Tot de helft afstandsonderwijs? Liever niet, zeggen ouders
De onderwijskoepels willen tot de helft van de lesuren in het secundair digitaal kunnen aanbieden. Ouders en vakbonden steigeren.
Kan een middelbare school haar leerlingen 50 procent van de tijd afstandsonderwijs aanbieden? En mag een vak, pakweg Frans, uitsluitend digitaal aangeboden worden? Vandaag starten de onderhandelingen met Vlaams minister van Onderwijs Ben Weyts (N-VA) over het decreet dat afstandsonderwijs uit de grijze zone moet halen. Leraars of directeurs die de afgelopen jaren de stap wilden zetten om bijvoorbeeld hun leerlingen de woensdagvoormiddag thuis te laten werken, voelden of tegenkanting van hun bestuur of vreesden aanvechtingen van schoolresultaten.
De gesprekken beloven niet gemakkelijk te worden. Een recent standpunt van de Vlaamse onderwijsraad, die het onderwijsveld verenigt, toont hoe verspreid de meningen zijn. In het advies zijn twee standpunten opgenomen. Dat is vrij uitzonderlijk en alleen verplicht als de partners het opmerkelijk oneens zijn. Zo zitten het GO! en de GO!-ouders elk in een ander kamp.
‘Geen verplichting’
De voornaamste inzet is de bovengrens van het aantal uren die leerlingen van thuis les mogen volgen. Aan de ene kant staan de fans van een ruim kader, dat scholen toelaat tot 50 procent afstandsonderwijs in te richten. Het zijn de onderwijsverstrekkers – zoals het GO! of het katholiek onderwijs – die hiervoor pleiten. ‘Scholen zijn het best geplaatst om in te schatten voor welke leerlingen en in welke mate interactief afstandsonderwijs ingezet kan worden’, klinkt het. Met een bovengrens van 50 procent biedt het decreet scholen ‘de nodige ruimte’ – zonder enige verplichting dat te doen of maximaal te benutten.
‘Afstandsonderwijs is waardevol, maar zeker in de eerste graad is 50 procent veel te ruim’, benadrukt Timothy Van Raemdonck van
GO!-ouders. ‘Wij pleiten voor een gestage toename – zodat ouders en leerlingen kunnen groeien. Vergeet niet dat digitaal onderwijs druk zet op gezinnen.’

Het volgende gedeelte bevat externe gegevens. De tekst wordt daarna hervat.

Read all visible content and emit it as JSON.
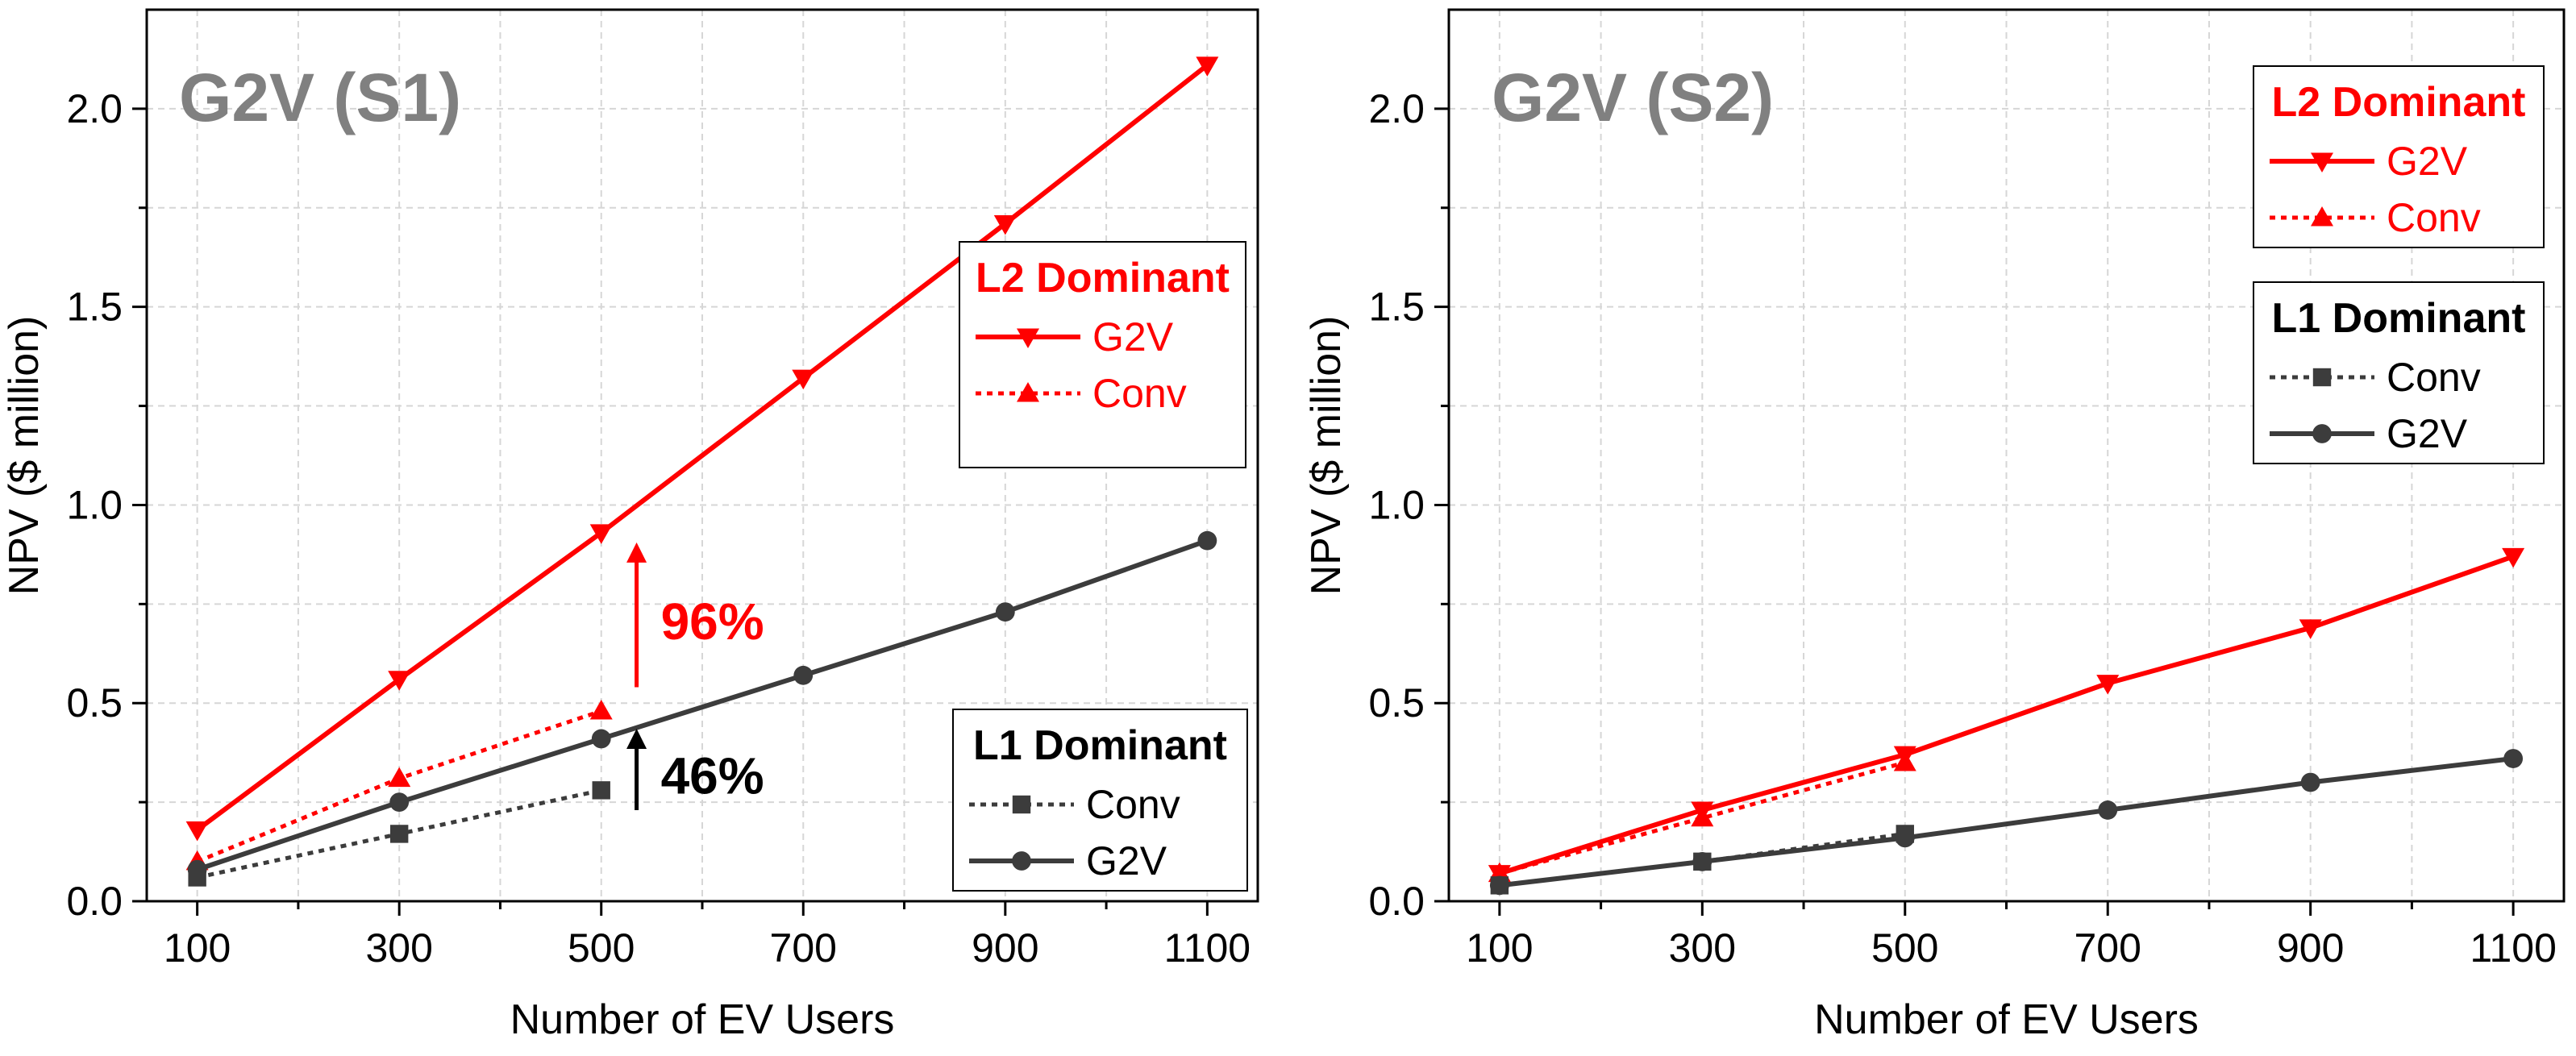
{
  "colors": {
    "red": "#ff0000",
    "gray": "#3c3c3c",
    "title_gray": "#808080",
    "grid": "#d6d6d6"
  },
  "chart_data": [
    {
      "type": "line",
      "title": "G2V (S1)",
      "xlabel": "Number of EV Users",
      "ylabel": "NPV ($ million)",
      "xlim": [
        50,
        1150
      ],
      "ylim": [
        0,
        2.25
      ],
      "x_ticks": [
        100,
        300,
        500,
        700,
        900,
        1100
      ],
      "x_tick_labels": [
        "100",
        "300",
        "500",
        "700",
        "900",
        "1100"
      ],
      "y_ticks": [
        0,
        0.5,
        1,
        1.5,
        2
      ],
      "y_tick_labels": [
        "0.0",
        "0.5",
        "1.0",
        "1.5",
        "2.0"
      ],
      "grid": true,
      "series": [
        {
          "group": "L2",
          "name": "G2V",
          "color": "#ff0000",
          "line": "solid",
          "marker": "triangle-down",
          "x": [
            100,
            300,
            500,
            700,
            900,
            1100
          ],
          "y": [
            0.18,
            0.56,
            0.93,
            1.32,
            1.71,
            2.11
          ]
        },
        {
          "group": "L2",
          "name": "Conv",
          "color": "#ff0000",
          "line": "dotted",
          "marker": "triangle-up",
          "x": [
            100,
            300,
            500
          ],
          "y": [
            0.1,
            0.31,
            0.48
          ]
        },
        {
          "group": "L1",
          "name": "G2V",
          "color": "#3c3c3c",
          "line": "solid",
          "marker": "circle",
          "x": [
            100,
            300,
            500,
            700,
            900,
            1100
          ],
          "y": [
            0.08,
            0.25,
            0.41,
            0.57,
            0.73,
            0.91
          ]
        },
        {
          "group": "L1",
          "name": "Conv",
          "color": "#3c3c3c",
          "line": "dotted",
          "marker": "square",
          "x": [
            100,
            300,
            500
          ],
          "y": [
            0.06,
            0.17,
            0.28
          ]
        }
      ],
      "legends": [
        {
          "title": "L2 Dominant",
          "color": "#ff0000",
          "placement": "right-middle",
          "entries": [
            {
              "label": "G2V",
              "line": "solid",
              "marker": "triangle-down"
            },
            {
              "label": "Conv",
              "line": "dotted",
              "marker": "triangle-up"
            }
          ]
        },
        {
          "title": "L1 Dominant",
          "color": "#000000",
          "placement": "bottom-right",
          "entries": [
            {
              "label": "Conv",
              "line": "dotted",
              "marker": "square"
            },
            {
              "label": "G2V",
              "line": "solid",
              "marker": "circle"
            }
          ]
        }
      ],
      "annotations": [
        {
          "text": "96%",
          "color": "#ff0000",
          "arrow_from": [
            535,
            0.54
          ],
          "arrow_to": [
            535,
            0.88
          ]
        },
        {
          "text": "46%",
          "color": "#000000",
          "arrow_from": [
            535,
            0.23
          ],
          "arrow_to": [
            535,
            0.41
          ]
        }
      ]
    },
    {
      "type": "line",
      "title": "G2V (S2)",
      "xlabel": "Number of EV Users",
      "ylabel": "NPV ($ million)",
      "xlim": [
        50,
        1150
      ],
      "ylim": [
        0,
        2.25
      ],
      "x_ticks": [
        100,
        300,
        500,
        700,
        900,
        1100
      ],
      "x_tick_labels": [
        "100",
        "300",
        "500",
        "700",
        "900",
        "1100"
      ],
      "y_ticks": [
        0,
        0.5,
        1,
        1.5,
        2
      ],
      "y_tick_labels": [
        "0.0",
        "0.5",
        "1.0",
        "1.5",
        "2.0"
      ],
      "grid": true,
      "series": [
        {
          "group": "L2",
          "name": "G2V",
          "color": "#ff0000",
          "line": "solid",
          "marker": "triangle-down",
          "x": [
            100,
            300,
            500,
            700,
            900,
            1100
          ],
          "y": [
            0.07,
            0.23,
            0.37,
            0.55,
            0.69,
            0.87
          ]
        },
        {
          "group": "L2",
          "name": "Conv",
          "color": "#ff0000",
          "line": "dotted",
          "marker": "triangle-up",
          "x": [
            100,
            300,
            500
          ],
          "y": [
            0.07,
            0.21,
            0.35
          ]
        },
        {
          "group": "L1",
          "name": "G2V",
          "color": "#3c3c3c",
          "line": "solid",
          "marker": "circle",
          "x": [
            100,
            300,
            500,
            700,
            900,
            1100
          ],
          "y": [
            0.04,
            0.1,
            0.16,
            0.23,
            0.3,
            0.36
          ]
        },
        {
          "group": "L1",
          "name": "Conv",
          "color": "#3c3c3c",
          "line": "dotted",
          "marker": "square",
          "x": [
            100,
            300,
            500
          ],
          "y": [
            0.04,
            0.1,
            0.17
          ]
        }
      ],
      "legends": [
        {
          "title": "L2 Dominant",
          "color": "#ff0000",
          "placement": "top-right",
          "entries": [
            {
              "label": "G2V",
              "line": "solid",
              "marker": "triangle-down"
            },
            {
              "label": "Conv",
              "line": "dotted",
              "marker": "triangle-up"
            }
          ]
        },
        {
          "title": "L1 Dominant",
          "color": "#000000",
          "placement": "right-upper",
          "entries": [
            {
              "label": "Conv",
              "line": "dotted",
              "marker": "square"
            },
            {
              "label": "G2V",
              "line": "solid",
              "marker": "circle"
            }
          ]
        }
      ],
      "annotations": []
    }
  ]
}
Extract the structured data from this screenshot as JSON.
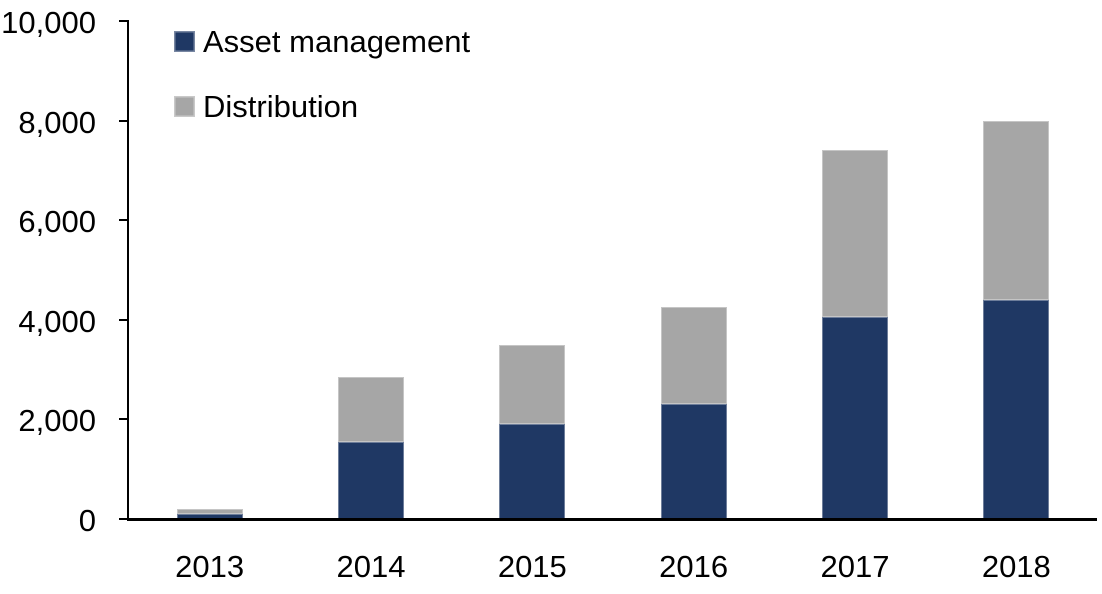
{
  "page": {
    "background_color": "#FFFFFF",
    "text_color": "#000000",
    "axis_color": "#000000"
  },
  "chart_data": {
    "type": "bar",
    "stacked": true,
    "title": "",
    "xlabel": "",
    "ylabel": "",
    "categories": [
      "2013",
      "2014",
      "2015",
      "2016",
      "2017",
      "2018"
    ],
    "series": [
      {
        "name": "Asset management",
        "color": "#1F3864",
        "values": [
          100,
          1550,
          1900,
          2300,
          4050,
          4400
        ]
      },
      {
        "name": "Distribution",
        "color": "#A6A6A6",
        "values": [
          100,
          1300,
          1600,
          1950,
          3350,
          3600
        ]
      }
    ],
    "ylim": [
      0,
      10000
    ],
    "y_ticks": [
      0,
      2000,
      4000,
      6000,
      8000,
      10000
    ],
    "y_tick_labels": [
      "0",
      "2,000",
      "4,000",
      "6,000",
      "8,000",
      "10,000"
    ],
    "legend_position": "top-left",
    "grid": false
  }
}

GO!-ouders behoort, samen met de vakbonden en het Netwerk tegen Armoede, tot het andere kamp. Dat leerlingen van alle graden en onderwijsvormen (aso, tso, bso, kso) in aanmerking komen, gaat hun te ver. ‘Dat roept grote bezorgdheden op, in het bijzonder voor de jongsten en voor kwetsbare leerlingen’, aldus het advies. Een oplossing voor hen is om afstandsonderwijs te beperken, bijvoorbeeld tot 10 procent voor de tweede en 20 procent voor de derde graad.
‘Vergeet niet dat digitaal onderwijs druk zet op gezinnen’
Timothy Van Raemdonck
GO!-ouders
Ook over de vakken moeten afspraken gemaakt worden, vindt vakbond ACOD. ‘We vrezen misbruik. Denk aan het vak Frans dat volledig digitaal gegeven zou worden. Elk vak moet een fysieke component hebben, en elke leerkracht moet vrij zijn om al dan niet voor afstandslessen te kiezen’, zegt Nancy Libert.
Opmerkelijk: hoewel over de inhoud nog niet eens is onderhandeld, is het decreet al ingegaan op 1 september van dit schooljaar. Absurd? De leden van standpunt A vinden dat ‘te begrijpen’. ‘Sommige scholen zijn afstandsonderwijs blijven verkennen. Het zou een gemiste kans zijn als zij dat nu on hold zouden moeten zetten’, klinkt het. Afspraken moeten sowieso in het schoolreglement opgenomen zijn. De andere groep noemt de start ‘te vroeg’.